The commissioner can fine companies as much as €20 million or 4 per cent of global turnover, whichever is higher, under powerful new EU data privacy laws, but has yet to issue a fine.
Two investigations, into Facebook-owned WhatsApp and Twitter, have been concluded and are at the decision-making process on whether to impose a fine once the commissioner has consulted with other EU data regulators.
Speaking at the launch of the commissioner’s 2019 annual report, Ms Dixon said that the commissioner was looking at situations where companies in general have signalled “commercially sensitive” and “confidential” information during investigations.
She was assessing whether there were issues around the Irish regulator sharing this information with other EU data protection authorities in draft decisions arising from its investigation on whether to fine the companies.
“It is lots of lawyers on both sides,” Ms Dixon told The Irish Times, referring to the nature of the interactions between the data protection regulator and companies it has investigated.
Requirements
The rules on sharing information with other EU watchdogs – a requirement as part of the commissioner’s regulation of multinationals with EU headquarters in Dublin – was “not a particularly detailed process” and “not prescriptive” in order to allow the other regulators to express “a relevant and reasoned objection,” she said.

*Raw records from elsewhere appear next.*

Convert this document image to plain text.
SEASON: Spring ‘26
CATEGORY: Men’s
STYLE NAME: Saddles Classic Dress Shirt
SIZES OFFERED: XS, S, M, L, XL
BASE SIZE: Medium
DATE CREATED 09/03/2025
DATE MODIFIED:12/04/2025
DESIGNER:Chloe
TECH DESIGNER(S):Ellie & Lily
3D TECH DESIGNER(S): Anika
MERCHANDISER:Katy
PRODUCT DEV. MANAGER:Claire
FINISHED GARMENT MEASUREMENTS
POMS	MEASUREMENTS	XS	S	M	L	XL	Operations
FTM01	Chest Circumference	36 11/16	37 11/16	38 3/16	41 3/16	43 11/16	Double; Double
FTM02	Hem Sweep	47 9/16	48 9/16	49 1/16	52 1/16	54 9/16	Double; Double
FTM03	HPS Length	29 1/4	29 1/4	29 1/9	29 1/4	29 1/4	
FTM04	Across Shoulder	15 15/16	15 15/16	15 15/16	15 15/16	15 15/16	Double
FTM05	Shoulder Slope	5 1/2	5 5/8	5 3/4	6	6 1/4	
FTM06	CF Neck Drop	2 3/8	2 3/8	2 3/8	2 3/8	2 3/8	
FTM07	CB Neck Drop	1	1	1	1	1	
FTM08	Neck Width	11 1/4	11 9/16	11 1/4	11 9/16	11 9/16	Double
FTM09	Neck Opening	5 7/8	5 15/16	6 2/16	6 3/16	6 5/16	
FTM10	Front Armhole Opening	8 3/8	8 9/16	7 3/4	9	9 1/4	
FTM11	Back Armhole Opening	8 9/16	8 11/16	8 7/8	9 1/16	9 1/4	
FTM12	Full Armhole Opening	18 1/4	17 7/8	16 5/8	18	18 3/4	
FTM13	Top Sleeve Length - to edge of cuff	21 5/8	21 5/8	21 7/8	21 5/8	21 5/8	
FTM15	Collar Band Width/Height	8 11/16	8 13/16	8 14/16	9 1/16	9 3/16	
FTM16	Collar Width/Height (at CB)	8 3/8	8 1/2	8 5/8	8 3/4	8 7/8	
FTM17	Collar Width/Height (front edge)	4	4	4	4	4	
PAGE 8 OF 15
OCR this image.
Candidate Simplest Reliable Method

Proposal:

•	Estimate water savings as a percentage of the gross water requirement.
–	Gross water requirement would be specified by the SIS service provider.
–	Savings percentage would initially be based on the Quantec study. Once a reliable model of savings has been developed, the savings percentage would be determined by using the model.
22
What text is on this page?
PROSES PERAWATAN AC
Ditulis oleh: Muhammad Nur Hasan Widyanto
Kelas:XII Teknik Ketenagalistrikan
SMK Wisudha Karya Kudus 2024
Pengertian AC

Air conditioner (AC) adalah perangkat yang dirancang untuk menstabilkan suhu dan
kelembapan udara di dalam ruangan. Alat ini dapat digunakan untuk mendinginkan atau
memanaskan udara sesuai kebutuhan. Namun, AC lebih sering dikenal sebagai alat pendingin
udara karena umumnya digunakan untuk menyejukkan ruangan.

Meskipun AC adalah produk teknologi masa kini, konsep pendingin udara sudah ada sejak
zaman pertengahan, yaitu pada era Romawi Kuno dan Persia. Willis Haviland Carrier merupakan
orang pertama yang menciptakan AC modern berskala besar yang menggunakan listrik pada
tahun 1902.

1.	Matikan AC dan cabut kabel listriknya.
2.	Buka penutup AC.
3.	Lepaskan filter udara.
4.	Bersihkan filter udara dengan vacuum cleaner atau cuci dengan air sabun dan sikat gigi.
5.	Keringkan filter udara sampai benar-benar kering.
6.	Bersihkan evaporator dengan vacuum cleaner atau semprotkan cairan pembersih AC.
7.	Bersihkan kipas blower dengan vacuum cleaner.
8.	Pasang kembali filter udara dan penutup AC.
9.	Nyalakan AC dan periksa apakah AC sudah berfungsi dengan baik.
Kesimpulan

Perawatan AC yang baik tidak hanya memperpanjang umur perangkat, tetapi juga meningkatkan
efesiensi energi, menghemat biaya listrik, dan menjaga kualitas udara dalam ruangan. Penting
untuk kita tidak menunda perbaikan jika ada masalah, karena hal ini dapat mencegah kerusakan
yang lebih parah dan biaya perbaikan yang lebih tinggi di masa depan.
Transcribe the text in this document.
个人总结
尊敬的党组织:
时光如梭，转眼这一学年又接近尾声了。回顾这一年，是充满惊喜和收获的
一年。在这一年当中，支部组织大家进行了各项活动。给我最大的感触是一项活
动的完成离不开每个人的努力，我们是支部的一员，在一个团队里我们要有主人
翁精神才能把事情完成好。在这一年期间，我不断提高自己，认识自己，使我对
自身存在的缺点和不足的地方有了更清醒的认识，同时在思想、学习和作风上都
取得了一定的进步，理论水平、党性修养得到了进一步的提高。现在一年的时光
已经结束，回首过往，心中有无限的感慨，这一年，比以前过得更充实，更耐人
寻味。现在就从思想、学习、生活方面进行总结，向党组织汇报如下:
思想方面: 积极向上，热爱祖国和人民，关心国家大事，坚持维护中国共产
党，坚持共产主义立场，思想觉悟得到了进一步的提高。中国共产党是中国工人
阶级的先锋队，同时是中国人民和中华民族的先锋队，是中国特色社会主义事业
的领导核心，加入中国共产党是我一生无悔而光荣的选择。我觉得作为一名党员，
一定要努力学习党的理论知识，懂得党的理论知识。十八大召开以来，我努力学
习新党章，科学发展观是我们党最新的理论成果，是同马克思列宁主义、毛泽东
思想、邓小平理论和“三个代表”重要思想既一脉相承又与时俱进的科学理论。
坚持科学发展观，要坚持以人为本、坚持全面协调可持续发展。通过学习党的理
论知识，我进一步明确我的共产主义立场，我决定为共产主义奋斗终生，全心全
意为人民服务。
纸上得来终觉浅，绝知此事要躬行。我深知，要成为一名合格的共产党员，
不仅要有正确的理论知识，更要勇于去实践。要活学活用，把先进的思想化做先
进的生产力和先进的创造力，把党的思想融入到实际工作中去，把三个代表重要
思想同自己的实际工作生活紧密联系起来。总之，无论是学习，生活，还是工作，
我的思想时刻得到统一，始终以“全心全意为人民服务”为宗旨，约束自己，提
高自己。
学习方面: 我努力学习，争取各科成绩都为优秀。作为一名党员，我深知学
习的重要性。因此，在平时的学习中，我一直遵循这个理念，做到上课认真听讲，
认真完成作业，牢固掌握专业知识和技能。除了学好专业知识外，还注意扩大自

“We have to carefully make sure we have resolved those so that we are not later subject to a challenge on them or indeed subject to a challenge on them before we even get the draft decision to our EU counterparts,” Ms Dixon said.
WhatsApp had no comment to make. Twitter said that it had “an open relationship” with the commission and continued to work closely with it “to support their investigation as part of our shared commitment to security and privacy”.
Tech firms are said to be keen to clarify questions on any possible fine-imposing processes where precedent is set in the conclusion of an investigation case.
At the end of 2019, the regulator had 21 "cross-border" statutory inquiries ongoing into big tech companies under the General Data Protection Regulation, the new EU law that is designed to give people more control over their personal data in the digital age.
Inquiries
The regulator added two more inquiries, into search company Google and dating app Tinder, earlier this month.
Ms Dixon said that her office was “well advanced” in the decision-making process on whether to impose fines.
She insisted that the delay in issuing a fine was not a question around a shortage of resources but legal complexities around the new regulations.
She pointed out that only three EU cross-borders investigations have led to fines under GDPR: two in Malta and one in Lithuania, and the largest fine was €62,000.
“It has nothing to do with not being faster to the blocks; it is to do with the complex new legal framework that has to be stepped through carefully, particularly the first time we do it,” she said.
The commissioner had 140 staff at the end of 2019 and an annual budget of €15 million. Ms Dixon said the regulator would seek an incremental increase in staff and budget later this year.
The watchdog was receiving about 150 new complaints from the public every week. Ms Dixon said individuals were finding “quite novel ways” to apply the new EU data rules.
She referred to people who have complained about trying to “essentially defect from the Catholic Church” and want to exercise their rights to have the church erase personal records about them.